(Reuters) – Space Exploration Technologies, a privately held firm founded and run by entrepreneur Elon Musk, is delaying its trial cargo run to the International Space Station, Musk announced Monday.
“Am pushing launch back approximately a week to do more testing on Dragon docking code. New date pending coordination with NASA,” Musk said in a Twitter post.
The company, also known as SpaceX, is expected to be the first private company to fly to the $100 billion research complex, which is owned by the United States, Russia, Europe, Japan and Canada.
With the retirement of the space shuttles last year, NASA is looking to SpaceX and Orbital Sciences Corp to take over flying U.S. cargo to the space station, which orbits about 240 miles above Earth. The companies hold combined contracts worth $3.5 billion for cargo delivery services.

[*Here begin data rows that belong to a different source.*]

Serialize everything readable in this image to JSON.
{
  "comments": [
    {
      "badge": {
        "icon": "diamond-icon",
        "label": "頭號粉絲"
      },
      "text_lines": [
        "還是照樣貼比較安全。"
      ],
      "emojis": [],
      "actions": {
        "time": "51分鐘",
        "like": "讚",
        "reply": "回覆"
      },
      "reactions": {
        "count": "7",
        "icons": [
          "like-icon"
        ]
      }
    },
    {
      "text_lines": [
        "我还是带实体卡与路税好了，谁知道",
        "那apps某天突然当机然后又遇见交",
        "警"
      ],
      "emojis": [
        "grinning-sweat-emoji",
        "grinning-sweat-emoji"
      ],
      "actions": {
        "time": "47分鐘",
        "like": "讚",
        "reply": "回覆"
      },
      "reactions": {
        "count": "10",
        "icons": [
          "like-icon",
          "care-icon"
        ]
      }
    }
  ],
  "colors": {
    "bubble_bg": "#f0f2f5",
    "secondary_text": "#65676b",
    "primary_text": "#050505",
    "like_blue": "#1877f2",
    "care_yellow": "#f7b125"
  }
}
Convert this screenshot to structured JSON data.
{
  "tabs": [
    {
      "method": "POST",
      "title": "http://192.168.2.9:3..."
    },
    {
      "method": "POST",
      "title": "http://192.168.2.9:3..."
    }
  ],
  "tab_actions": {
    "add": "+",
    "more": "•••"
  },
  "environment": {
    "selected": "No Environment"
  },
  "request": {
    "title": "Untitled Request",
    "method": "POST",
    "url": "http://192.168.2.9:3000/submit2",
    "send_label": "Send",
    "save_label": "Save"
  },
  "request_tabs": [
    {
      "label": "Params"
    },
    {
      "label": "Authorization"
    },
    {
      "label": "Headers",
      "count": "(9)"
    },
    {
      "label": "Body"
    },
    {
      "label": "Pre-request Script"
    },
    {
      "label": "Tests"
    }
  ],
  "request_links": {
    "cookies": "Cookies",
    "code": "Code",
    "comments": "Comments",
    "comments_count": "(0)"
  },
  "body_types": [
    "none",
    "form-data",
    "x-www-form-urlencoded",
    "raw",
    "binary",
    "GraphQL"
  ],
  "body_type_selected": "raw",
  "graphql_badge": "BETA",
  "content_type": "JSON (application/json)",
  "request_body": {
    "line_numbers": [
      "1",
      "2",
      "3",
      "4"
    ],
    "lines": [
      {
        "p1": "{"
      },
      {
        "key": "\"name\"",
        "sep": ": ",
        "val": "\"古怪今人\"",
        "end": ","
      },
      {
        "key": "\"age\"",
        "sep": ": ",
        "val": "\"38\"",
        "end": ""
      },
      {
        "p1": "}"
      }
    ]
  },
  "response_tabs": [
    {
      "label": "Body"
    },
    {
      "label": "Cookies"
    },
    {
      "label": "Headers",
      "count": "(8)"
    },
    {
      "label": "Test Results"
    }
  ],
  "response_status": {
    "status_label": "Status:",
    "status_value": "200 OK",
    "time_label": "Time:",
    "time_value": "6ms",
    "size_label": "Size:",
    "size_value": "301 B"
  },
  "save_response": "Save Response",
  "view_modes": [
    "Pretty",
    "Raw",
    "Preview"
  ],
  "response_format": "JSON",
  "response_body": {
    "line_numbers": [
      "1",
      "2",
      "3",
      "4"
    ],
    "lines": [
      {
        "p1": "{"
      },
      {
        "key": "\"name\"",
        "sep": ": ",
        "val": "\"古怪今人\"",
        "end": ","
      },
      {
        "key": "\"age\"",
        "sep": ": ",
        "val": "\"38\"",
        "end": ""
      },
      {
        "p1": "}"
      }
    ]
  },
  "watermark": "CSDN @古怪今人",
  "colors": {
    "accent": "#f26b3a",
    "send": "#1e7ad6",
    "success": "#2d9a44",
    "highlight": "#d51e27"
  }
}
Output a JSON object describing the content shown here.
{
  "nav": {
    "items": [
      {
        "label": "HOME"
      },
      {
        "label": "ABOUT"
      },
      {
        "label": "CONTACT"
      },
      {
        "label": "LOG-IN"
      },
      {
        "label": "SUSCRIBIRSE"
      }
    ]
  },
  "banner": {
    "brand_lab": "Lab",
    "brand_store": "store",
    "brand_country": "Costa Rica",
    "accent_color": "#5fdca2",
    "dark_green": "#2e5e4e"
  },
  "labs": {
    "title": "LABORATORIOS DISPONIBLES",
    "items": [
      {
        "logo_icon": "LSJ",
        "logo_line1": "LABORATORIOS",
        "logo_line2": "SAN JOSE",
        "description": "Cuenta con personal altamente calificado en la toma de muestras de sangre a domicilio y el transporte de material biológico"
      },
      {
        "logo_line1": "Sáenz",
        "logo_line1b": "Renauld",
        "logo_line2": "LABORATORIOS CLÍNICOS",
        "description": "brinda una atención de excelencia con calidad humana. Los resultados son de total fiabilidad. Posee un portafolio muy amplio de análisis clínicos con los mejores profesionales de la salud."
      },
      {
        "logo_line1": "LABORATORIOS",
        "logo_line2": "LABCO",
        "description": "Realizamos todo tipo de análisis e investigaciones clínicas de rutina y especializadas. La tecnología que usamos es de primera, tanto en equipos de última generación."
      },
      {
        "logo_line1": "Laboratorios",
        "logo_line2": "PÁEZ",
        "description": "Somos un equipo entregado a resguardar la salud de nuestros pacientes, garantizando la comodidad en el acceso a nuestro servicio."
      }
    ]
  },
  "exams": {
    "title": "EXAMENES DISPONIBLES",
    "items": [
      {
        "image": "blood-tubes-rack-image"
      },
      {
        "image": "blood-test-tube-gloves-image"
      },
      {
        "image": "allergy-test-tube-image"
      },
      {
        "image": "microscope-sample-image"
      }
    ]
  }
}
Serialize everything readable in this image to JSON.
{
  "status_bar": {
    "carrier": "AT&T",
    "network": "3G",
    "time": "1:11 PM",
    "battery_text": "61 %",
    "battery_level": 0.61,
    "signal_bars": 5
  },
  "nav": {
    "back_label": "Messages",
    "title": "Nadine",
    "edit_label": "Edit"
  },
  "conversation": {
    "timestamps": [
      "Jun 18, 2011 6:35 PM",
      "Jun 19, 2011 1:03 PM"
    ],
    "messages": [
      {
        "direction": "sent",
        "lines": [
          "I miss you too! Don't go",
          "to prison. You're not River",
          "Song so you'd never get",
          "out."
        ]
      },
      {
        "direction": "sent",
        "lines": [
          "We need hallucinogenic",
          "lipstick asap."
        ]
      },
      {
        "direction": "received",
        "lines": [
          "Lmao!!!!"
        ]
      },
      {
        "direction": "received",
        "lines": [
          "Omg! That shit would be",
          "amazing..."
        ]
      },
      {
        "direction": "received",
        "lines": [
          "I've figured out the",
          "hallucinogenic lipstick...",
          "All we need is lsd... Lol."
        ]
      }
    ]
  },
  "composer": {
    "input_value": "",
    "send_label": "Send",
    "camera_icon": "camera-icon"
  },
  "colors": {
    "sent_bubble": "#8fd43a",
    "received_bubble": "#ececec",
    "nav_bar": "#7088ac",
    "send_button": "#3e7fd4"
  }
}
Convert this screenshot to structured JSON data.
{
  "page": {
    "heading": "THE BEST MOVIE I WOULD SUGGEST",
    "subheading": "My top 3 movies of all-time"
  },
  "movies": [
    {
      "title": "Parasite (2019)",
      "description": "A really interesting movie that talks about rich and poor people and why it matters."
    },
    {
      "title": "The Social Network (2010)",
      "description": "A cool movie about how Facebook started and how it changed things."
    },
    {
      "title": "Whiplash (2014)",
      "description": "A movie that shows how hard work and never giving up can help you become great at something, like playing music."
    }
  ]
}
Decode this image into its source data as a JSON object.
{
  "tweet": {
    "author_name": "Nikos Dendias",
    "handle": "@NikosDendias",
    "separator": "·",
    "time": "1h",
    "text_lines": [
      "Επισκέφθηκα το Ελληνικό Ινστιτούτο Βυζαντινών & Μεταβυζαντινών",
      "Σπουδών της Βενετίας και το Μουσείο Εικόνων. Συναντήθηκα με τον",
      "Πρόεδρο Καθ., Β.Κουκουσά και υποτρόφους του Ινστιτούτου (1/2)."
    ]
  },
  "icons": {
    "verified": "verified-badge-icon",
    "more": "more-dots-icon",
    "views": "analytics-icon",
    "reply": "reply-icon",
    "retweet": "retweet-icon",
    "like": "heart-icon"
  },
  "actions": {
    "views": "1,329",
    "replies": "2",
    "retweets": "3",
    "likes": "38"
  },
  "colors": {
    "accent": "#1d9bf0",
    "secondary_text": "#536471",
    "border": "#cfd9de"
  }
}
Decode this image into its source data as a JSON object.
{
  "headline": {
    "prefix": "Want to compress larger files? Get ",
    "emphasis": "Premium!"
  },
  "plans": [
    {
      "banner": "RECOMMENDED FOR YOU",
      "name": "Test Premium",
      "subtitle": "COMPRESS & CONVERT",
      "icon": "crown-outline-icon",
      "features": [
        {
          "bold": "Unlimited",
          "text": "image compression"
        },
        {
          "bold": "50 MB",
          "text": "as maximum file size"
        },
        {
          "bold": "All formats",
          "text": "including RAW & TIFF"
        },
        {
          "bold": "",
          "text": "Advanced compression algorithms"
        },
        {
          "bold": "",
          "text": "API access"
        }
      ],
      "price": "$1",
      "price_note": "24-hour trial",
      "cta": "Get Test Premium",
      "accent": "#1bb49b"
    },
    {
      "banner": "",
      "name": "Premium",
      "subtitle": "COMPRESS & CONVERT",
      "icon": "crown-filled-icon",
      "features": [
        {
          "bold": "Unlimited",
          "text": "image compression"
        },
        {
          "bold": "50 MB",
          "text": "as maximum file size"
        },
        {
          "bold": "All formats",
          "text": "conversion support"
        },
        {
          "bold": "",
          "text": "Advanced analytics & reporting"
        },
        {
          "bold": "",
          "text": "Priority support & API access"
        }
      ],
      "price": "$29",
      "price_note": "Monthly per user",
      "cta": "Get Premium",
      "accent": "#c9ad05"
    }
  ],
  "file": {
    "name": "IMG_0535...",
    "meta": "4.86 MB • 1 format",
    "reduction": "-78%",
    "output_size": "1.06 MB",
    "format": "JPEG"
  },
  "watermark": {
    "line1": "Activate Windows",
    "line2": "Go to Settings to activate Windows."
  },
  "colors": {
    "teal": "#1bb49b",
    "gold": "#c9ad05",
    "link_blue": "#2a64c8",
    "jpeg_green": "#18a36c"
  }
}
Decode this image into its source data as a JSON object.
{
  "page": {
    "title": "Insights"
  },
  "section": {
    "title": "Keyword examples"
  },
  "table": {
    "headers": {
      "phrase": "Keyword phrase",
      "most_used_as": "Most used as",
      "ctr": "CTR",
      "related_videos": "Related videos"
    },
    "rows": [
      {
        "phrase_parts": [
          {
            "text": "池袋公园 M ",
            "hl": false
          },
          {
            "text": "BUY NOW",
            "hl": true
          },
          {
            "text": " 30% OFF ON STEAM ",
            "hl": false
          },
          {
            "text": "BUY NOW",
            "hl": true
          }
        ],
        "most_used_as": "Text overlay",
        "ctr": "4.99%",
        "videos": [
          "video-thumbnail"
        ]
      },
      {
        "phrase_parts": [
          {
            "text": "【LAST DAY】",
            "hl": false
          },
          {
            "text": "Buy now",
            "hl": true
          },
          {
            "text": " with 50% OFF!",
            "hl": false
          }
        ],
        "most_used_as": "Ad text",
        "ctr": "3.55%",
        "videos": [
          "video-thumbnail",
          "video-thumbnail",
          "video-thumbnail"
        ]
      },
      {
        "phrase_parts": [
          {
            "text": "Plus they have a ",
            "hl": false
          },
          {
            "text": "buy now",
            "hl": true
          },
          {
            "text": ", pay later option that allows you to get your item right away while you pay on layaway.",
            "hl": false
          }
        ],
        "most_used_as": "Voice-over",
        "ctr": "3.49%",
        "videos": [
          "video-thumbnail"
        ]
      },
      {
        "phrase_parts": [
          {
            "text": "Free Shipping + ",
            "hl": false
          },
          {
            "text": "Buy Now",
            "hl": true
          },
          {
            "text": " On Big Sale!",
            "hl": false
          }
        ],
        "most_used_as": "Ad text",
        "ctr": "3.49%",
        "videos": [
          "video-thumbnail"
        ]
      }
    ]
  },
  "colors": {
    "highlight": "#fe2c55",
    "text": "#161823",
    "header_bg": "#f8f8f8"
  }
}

Launch of SpaceX’s Falcon 9 rocket and Dragon cargo capsule on SpaceX’s trial run to the station was slated for April 30, but the mission is being delayed about a week to allow more time for engineers to test software needed for the capsule’s berthing at the station, Musk said in his post.
Last week, NASA cleared SpaceX for launch on April 30, pending a final review of its flight software.
The company successfully launched and recovered a test Dragon capsule in December 2010.
SpaceX is among several firms vying to develop space taxis to fly astronauts to the station as well.
More information about a new launch date for SpaceX is expected later this week.